Opening frame: Say you are not looking for a performance review. You want to understand how this person works so you can set them up for success. This gets you more honest answers because references feel less like they are evaluating the candidate and more like they are advising you.
Salary benchmarks and the weighted scorecard
LATAM FDE salaries vary by country, seniority, and English fluency. These ranges are based on LatamCent placements from the past 12 months. All figures in USD per month.
Pricing tip: Strong English fluency and direct US customer experience add 15 to 25% to the base. Budget for this. It is worth it for FDE roles where customer communication is the job.

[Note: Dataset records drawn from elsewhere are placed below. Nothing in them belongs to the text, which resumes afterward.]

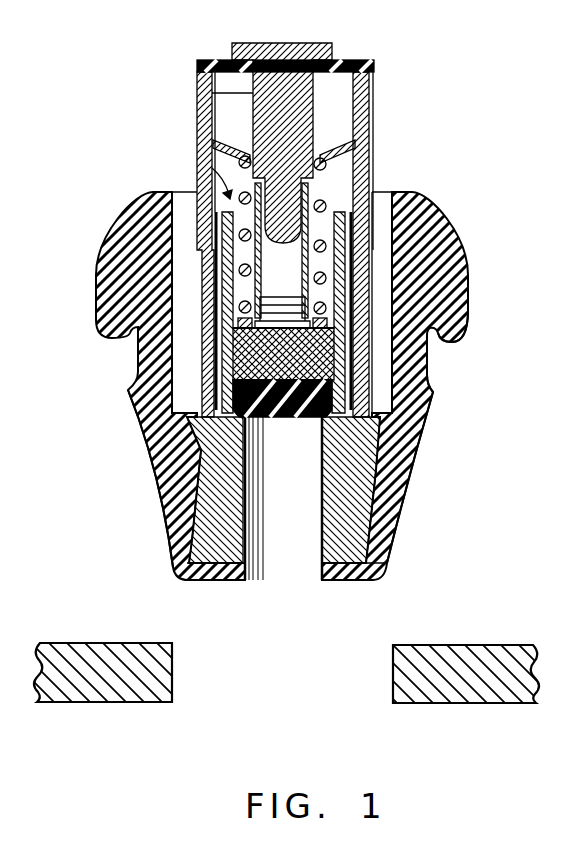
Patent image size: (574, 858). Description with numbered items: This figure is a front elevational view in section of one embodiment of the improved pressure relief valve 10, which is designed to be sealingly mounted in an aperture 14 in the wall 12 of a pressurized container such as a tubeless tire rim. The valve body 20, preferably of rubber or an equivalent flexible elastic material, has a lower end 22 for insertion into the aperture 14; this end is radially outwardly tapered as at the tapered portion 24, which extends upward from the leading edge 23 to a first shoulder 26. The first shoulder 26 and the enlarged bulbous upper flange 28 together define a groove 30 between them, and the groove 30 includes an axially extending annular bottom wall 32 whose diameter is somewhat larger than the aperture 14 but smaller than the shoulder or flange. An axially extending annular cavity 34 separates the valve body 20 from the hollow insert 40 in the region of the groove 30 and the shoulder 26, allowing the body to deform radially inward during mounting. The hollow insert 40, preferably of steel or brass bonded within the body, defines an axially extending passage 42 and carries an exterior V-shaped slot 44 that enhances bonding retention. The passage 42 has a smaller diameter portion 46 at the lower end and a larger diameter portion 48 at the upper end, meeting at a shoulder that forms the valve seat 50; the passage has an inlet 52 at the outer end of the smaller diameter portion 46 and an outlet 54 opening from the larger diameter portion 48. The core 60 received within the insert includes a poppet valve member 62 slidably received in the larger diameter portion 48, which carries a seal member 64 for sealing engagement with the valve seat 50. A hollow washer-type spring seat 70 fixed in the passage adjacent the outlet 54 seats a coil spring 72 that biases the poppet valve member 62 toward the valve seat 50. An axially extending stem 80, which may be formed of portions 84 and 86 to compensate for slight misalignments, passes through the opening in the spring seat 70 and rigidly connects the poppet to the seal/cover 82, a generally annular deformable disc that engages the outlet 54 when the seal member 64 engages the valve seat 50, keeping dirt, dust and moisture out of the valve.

The pressure relief valve 10 is at (464, 196).
The wall 12 is at (457, 660).
The aperture 14 is at (284, 675).
The valve body 20 is at (90, 283).
The lower end 22 is at (398, 526).
The leading edge 23 is at (353, 583).
The tapered portion 24 is at (407, 468).
The first shoulder 26 is at (434, 399).
The upper flange 28 is at (467, 333).
The groove 30 is at (437, 361).
The bottom wall 32 is at (133, 366).
The annular cavity 34 is at (383, 212).
The hollow insert 40 is at (383, 297).
The passage 42 is at (217, 128).
The V-shaped slot 44 is at (223, 493).
The smaller diameter portion 46 is at (264, 519).
The larger diameter portion 48 is at (222, 366).
The valve seat 50 is at (245, 443).
The inlet 52 is at (299, 572).
The outlet 54 is at (345, 90).
The core 60 is at (212, 168).
The poppet valve member 62 is at (240, 353).
The seal member 64 is at (271, 419).
The spring seat 70 is at (342, 146).
The coil spring 72 is at (337, 250).
The stem 80 is at (330, 112).
The seal/cover 82 is at (220, 60).
The stem portion 84 is at (200, 93).
The stem portion 86 is at (277, 257).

| Criteria | What good looks like | Weight | Score (1–5) |
|---|---|---|---|
| Production deployment experience | Has shipped code into a live customer environment, not just internal or sandbox | 25% | |
| Technical range | Comfortable across Python, APIs, and at least one frontend layer. Not a specialist only. | 20% | |
| Customer communication | Can explain a technical failure to a VP without making it worse. Proactive, not reactive. | 20% | |
| Scope judgment | Knows when to build custom vs push to standard. Pushes back on bad requests professionally. | 15% | |
| AI/ML practical knowledge | Has shipped something with LLMs in production. Understands hallucination, latency, and cost tradeoffs. | 10% | |
| English fluency | Can lead a technical call with a US customer without a language barrier slowing things down. | 10% |
How to use this: Score each criteria 1 to 5 across your interview panel. Multiply each score by the weight. Anyone above 3.8 weighted average is worth an offer. Anyone below 2.5 is a pass. The 2.5 to 3.8 range is where you make a judgment call based on how much of the gap is coachable.